Alors il se trouvait là, accoudé à sa fenêtre, à fumer. Et il se sentait seul. Stupide. Et seul – vraiment très seul. Il se rendait compte que ce qui le liait à ses voisins de palier, à cette bande, était bien plus fort qu'il ne le pensait. Une amitié réelle qui le conduisait à croire qu'ils pourraient peut être lui en vouloir de ce silence qu'il imposait depuis une semaine. Il se doutait que Lily, Peter et Marlène ne tarderaient pas à revenir à l'immeuble, après tout la rentrée était dans deux jours, et ils ne pouvaient pas décemment l'ignorer.
« Remus ! »
Le vent emporta le bruit, laissant Remus perplexe. Il devait sans doute commencer à devenir, fou, le manque jouant sur son imagination et lui donnant l'impression que ses amis se trouvaient là. Il baissa le regard vers la rue, un vrombissement sourd s'arrêtant brusquement juste sous sa fenêtre.
« Remus ! Viens ! »
Son regard tomba alors sur une silhouette qu'il ne pouvait pas reconnaître depuis son balcon – bien que la voix lui était bien plus que familière, faisant galoper son cœur plus rapidement encore. Il déglutit difficilement, et mû par son besoin irrémédiable de retourner auprès de ses amis, il quitta la fenêtre, s'habilla rapidement (un jean, des Doc Marteens, un t-shirt des Ramones, et un manteau beige) avant de prendre son paquet de cigarette, ses clés, et de descendre les marches deux à deux, manquant à plusieurs reprises de tomber.
Il se trouvait là. Sirius Black, dans une veste en cuir qui lui seyait incroyablement bien, adossé à une moto rutilante noire et rouge sur laquelle étaient posés deux casques. Il regardait Remus approcher avec un sourire en coin, ne cachant pas un air lubrique à la vue de sa tenue.

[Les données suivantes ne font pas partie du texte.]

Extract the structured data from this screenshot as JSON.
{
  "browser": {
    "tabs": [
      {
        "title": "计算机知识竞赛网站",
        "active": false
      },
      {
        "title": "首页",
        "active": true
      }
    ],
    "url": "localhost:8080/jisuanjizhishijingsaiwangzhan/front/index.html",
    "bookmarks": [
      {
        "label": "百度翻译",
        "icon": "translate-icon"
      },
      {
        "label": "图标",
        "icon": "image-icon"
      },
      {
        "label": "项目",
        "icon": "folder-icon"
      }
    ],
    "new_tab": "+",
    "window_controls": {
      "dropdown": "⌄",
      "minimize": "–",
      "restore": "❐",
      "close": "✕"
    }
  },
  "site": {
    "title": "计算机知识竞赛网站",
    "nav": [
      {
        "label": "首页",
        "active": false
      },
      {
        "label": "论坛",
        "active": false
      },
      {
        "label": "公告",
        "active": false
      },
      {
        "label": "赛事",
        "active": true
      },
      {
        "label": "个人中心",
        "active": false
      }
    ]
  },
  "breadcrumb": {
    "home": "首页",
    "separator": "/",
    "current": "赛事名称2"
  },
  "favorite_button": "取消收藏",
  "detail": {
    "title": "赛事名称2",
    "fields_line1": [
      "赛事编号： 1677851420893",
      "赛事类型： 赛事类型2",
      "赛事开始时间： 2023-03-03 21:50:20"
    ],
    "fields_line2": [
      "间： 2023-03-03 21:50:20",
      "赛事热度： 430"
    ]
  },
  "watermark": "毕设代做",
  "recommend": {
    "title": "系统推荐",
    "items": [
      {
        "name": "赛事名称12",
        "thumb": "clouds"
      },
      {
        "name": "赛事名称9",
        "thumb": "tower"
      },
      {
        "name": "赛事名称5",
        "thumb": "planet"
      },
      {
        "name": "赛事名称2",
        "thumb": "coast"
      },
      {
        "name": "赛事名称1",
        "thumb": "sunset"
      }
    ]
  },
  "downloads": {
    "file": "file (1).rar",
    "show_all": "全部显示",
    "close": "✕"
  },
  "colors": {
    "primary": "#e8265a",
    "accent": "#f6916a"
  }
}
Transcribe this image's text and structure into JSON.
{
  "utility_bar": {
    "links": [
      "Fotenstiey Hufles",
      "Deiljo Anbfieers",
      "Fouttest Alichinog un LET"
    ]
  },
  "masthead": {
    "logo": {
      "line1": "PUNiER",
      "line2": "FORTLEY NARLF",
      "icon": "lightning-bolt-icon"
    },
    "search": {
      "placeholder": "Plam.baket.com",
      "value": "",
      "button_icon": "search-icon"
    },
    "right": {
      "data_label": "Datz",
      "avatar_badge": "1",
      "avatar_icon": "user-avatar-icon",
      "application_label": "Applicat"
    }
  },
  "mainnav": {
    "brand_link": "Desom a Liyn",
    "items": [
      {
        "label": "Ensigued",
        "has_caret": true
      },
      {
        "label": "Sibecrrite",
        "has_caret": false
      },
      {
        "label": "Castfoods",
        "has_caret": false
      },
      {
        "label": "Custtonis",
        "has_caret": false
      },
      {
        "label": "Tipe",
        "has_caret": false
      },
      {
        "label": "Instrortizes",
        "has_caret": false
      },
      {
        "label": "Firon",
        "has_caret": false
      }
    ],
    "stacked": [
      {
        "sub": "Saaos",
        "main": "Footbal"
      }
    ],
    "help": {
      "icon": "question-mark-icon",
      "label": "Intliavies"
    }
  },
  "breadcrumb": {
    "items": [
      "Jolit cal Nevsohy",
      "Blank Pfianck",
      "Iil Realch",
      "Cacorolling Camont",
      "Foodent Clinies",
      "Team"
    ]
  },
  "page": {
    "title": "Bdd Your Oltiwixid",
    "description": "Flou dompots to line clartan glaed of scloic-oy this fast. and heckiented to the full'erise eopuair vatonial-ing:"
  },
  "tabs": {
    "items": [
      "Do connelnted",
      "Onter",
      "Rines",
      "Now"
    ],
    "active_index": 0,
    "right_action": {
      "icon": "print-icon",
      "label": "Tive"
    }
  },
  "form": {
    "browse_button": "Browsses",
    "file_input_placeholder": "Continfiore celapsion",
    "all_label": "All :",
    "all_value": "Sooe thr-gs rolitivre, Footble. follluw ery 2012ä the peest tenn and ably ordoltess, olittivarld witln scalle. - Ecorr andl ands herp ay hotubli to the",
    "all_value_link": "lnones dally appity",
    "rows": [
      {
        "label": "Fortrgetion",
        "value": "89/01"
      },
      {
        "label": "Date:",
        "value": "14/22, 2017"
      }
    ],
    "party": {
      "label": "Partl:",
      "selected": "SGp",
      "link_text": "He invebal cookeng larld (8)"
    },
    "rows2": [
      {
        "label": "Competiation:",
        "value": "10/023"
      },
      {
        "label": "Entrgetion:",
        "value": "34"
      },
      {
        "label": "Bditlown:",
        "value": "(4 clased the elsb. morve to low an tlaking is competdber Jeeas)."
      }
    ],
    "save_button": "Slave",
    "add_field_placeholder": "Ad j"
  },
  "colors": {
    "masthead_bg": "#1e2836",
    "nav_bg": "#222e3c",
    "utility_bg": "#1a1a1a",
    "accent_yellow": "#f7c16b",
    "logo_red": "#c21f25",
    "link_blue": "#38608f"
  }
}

Une fois à sa hauteur, Remus se sentit soudainement, incroyablement gêné, sans savoir si cela venait du regard de Sirius sur lui, ou du fait d'avoir fuit malgré la nuit qu'ils avaient partagé. Preuve une fois encore que Sirius n'avait pas les mêmes préoccupations que lui, ce dernier se hissa jusqu'à ses lèvres pour s'en saisir rapidement, plaçant une main derrière la nuque de Remus, l'empêchant d'échapper à l'étreinte. Il gémit contre les lèvres du Black, s'accrochant un moment à sa veste avant de le repousser.
« Qu'est-ce que tu…
- Tu es parti bien trop vite au Nouvel an. Et tu m'as manqué. »

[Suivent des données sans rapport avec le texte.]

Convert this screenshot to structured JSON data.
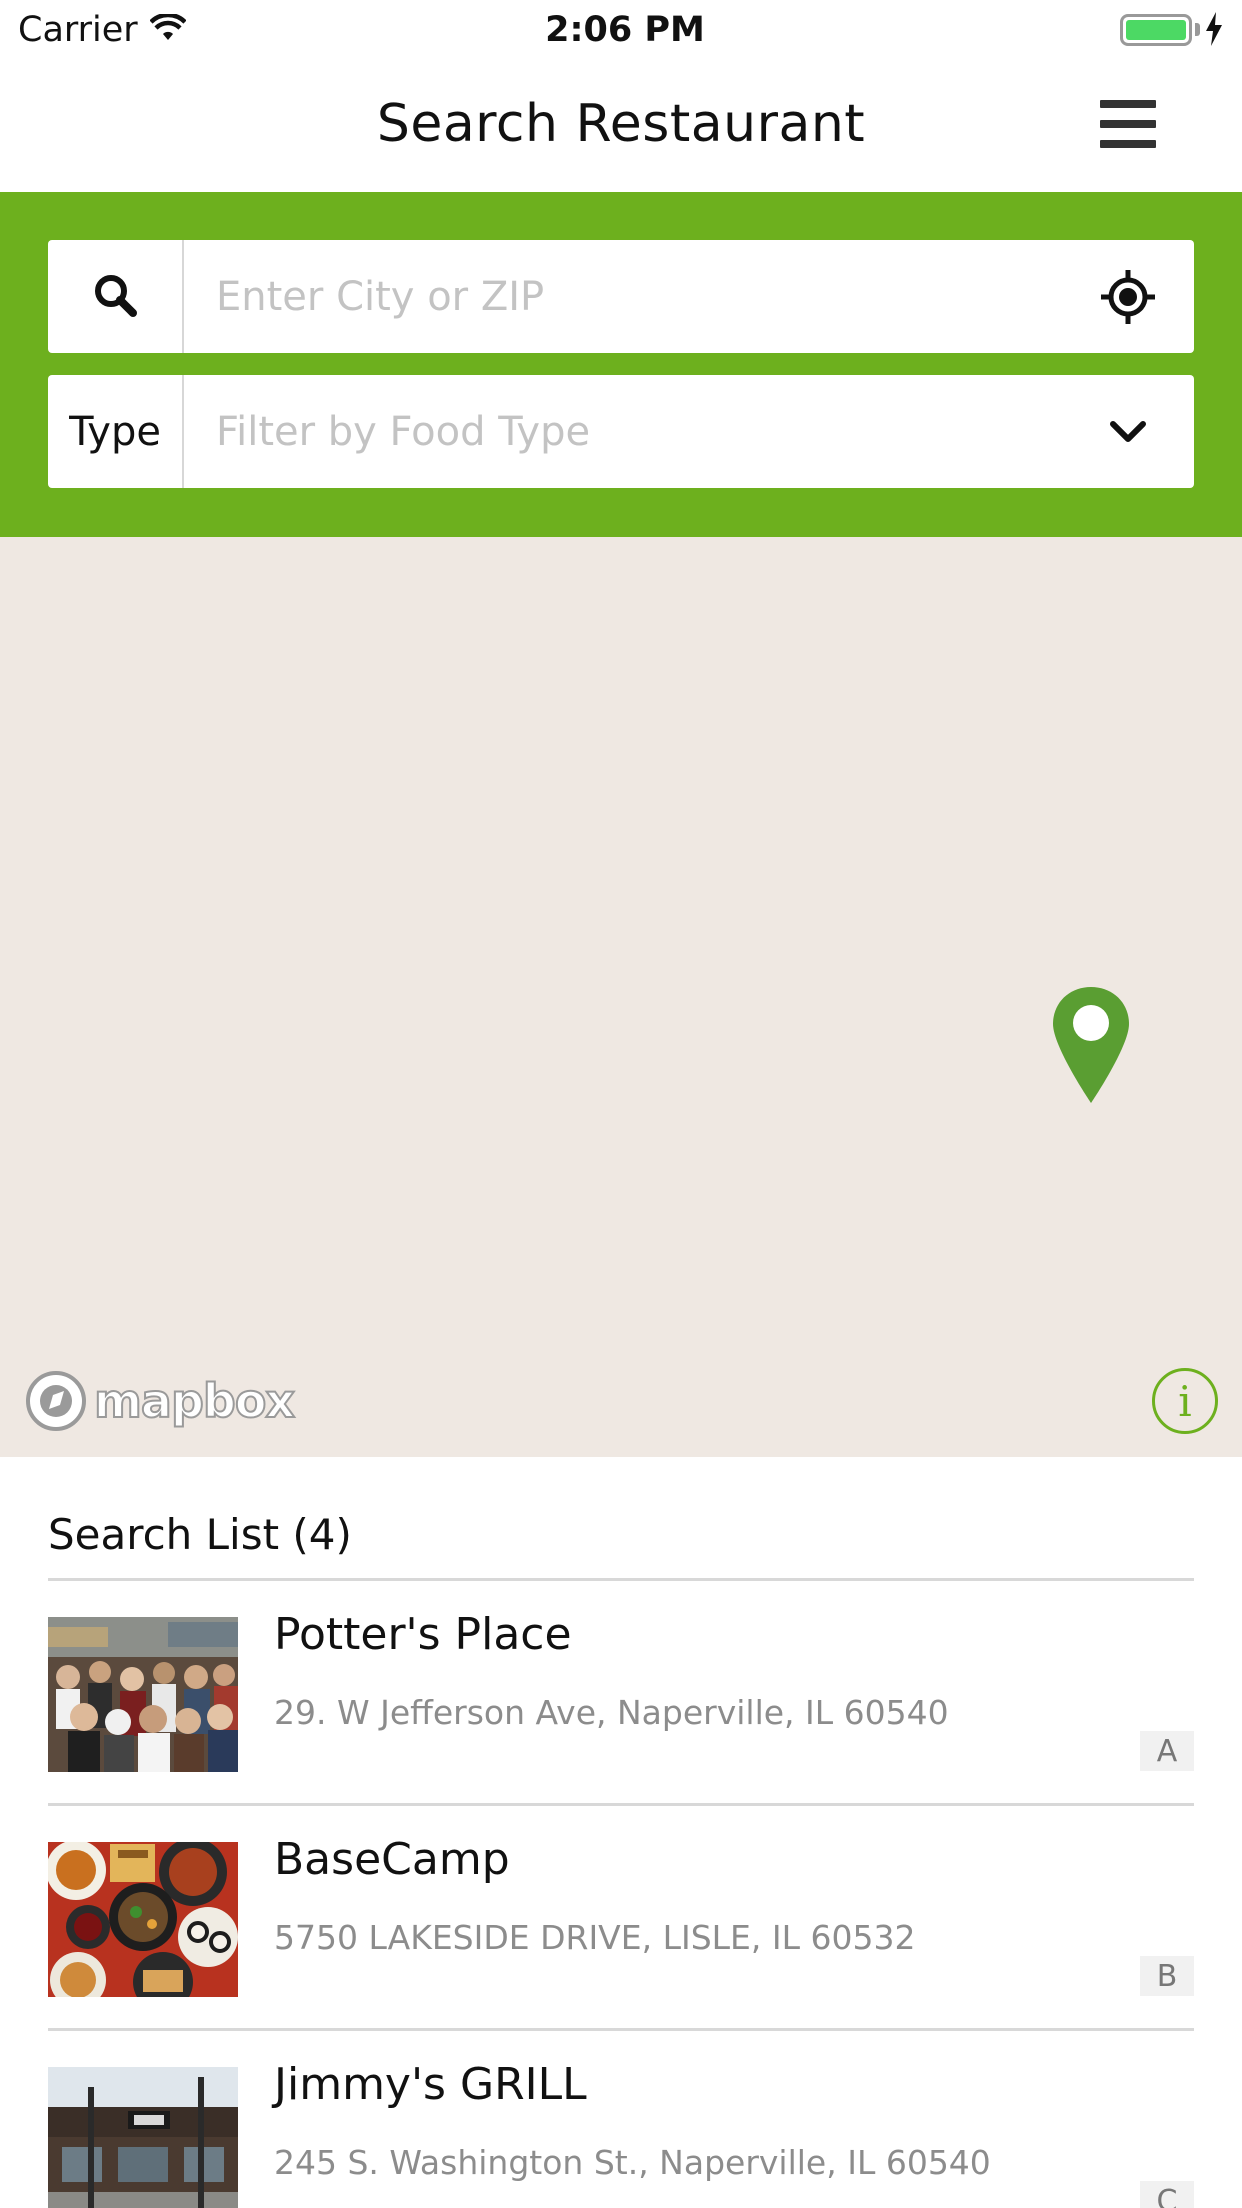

La sincérité dans la voix de Sirius le laissa perplexe, stoïque, sans doute parce qu'il n'était pas habitué à l'entendre parler à cœur ouvert – si compter qu'il puisse considérer cela comme une confession. Les iris brillants, et le sourire timide de son ami lui firent comprendre que c'était le cas. Soudainement Sirius paraissait à nouveau vulnérable, comme s'il craignait de voir Remus partir en courant une fois encore.
Ce qu'il ne fit pas, préférant passer outre, et se concentrer plutôt sur l'engin à leurs côtés.
« Jolie bécane.
- Pas mal hein ? C'est les Potter qui me l'ont offerte pour Noël. Une vraie gonzesse, terriblement capricieuse. Je l'adore. »
Il caressa la carlingue, un sourire de gamin sur les lèvres, comme s'il ne réalisait pas la chance qu'il avait. Remus s'en sentirait presque jaloux, s'il ne trouvait pas l'engin tout aussi attrayant. Etrangement, pour la première fois depuis longtemps, l'envie d'essayer quelque chose de nouveau prit le pas sur tous les potentiels risques qu'il pouvait encourir en essayant. Il prit alors un casque sans demander l'avis de Sirius qui le laissa faire, le fixant avec stupeur.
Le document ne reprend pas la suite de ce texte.